Am Abend des 17. Juni 2017 ereignete sich am Südhang der Halbinsel Umiammakku Nunaat ein Bergrutsch (→ Karte). Dabei wurden mehrere Dutzend Millionen Kubikmeter Fels und Hangsedimente in Bewegung versetzt.[1] Ein großer Teil dieser Masse stürzte in den Fjord Kangilleq und löste damit einen Tsunami aus, der sich westwärts in den Fjordkomplex des Karrat-Fjords hinein bewegte. Die anfänglich über 90 Meter hohe Flutwelle erreichte nach ca. sieben Minuten den etwa 32 Kilometer westsüdwestlich gelegenen Ort Nuugaatsiaq mit einer Wellenhöhe von etwa zehn Metern. Durch den Tsunami wurden vier Personen auf das Meer hinaus gezogen, die seither als tot gelten. Weiterhin wurden sieben Personen leicht und zwei Personen schwer verletzt. Elf Gebäude wurden zerstört. Rettungshubschrauber brachten die etwa 200 vor Ort angetroffenen Bewohner in den Distrikthauptort Uummannaq.[2]

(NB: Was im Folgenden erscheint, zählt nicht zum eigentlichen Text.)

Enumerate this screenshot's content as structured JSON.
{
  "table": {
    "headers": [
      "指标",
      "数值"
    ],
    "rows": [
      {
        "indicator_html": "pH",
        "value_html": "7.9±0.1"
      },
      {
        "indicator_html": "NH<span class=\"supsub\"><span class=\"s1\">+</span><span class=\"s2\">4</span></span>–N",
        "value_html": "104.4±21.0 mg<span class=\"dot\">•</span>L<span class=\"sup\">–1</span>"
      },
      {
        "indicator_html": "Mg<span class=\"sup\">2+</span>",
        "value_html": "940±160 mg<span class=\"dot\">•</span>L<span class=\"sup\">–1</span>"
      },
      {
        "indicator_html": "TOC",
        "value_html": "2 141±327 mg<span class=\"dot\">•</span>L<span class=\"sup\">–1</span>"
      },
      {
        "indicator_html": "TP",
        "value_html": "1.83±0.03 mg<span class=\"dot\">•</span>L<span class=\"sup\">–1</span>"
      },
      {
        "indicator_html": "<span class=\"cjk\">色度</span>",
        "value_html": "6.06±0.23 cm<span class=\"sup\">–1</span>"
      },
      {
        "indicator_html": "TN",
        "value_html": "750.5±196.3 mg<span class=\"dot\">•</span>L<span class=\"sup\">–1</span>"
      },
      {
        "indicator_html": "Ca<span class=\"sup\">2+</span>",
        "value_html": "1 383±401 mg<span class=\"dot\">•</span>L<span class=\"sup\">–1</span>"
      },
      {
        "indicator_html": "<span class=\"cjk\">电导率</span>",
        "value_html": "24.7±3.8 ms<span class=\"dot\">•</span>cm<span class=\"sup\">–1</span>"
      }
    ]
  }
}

Sowohl der Bergrutsch als auch der Tsunami wurden durch die seismische Messstation in Nuugaatsiaq aufgezeichnet. Das Signal erreichte die Station um 23:59 Uhr UTC (21:39 Uhr Lokalzeit) und dauerte mehrere Minuten an.[3][4]

Weitere Auswirkungen

Überschwemmungen durch den Tsunami wurden neben Nuugaatsiaq auch aus Illorsuit, Niaqornat und Uummannaq gemeldet, wo es aber nur zu Sachschäden kam.[5] Dennoch wurden Illorsuit und Niaqornat ebenfalls vollständig evakuiert. Auch die Bewohner der Orte Saattut, Qaarsut, Ikerasak und Ukkusissat wurden alarmiert.[6] Die dänischen Luftstreitkräfte stellten eine Lockheed C-130 Hercules für Hilfseinsätze bereit. Auch Air Greenland und Fährschiffe brachten Hilfskräfte in die betroffenen Gebiete. Aus Sorge vor weiteren Tsunamis wurde empfohlen, das Fjordgebiet nicht zu befahren.[7]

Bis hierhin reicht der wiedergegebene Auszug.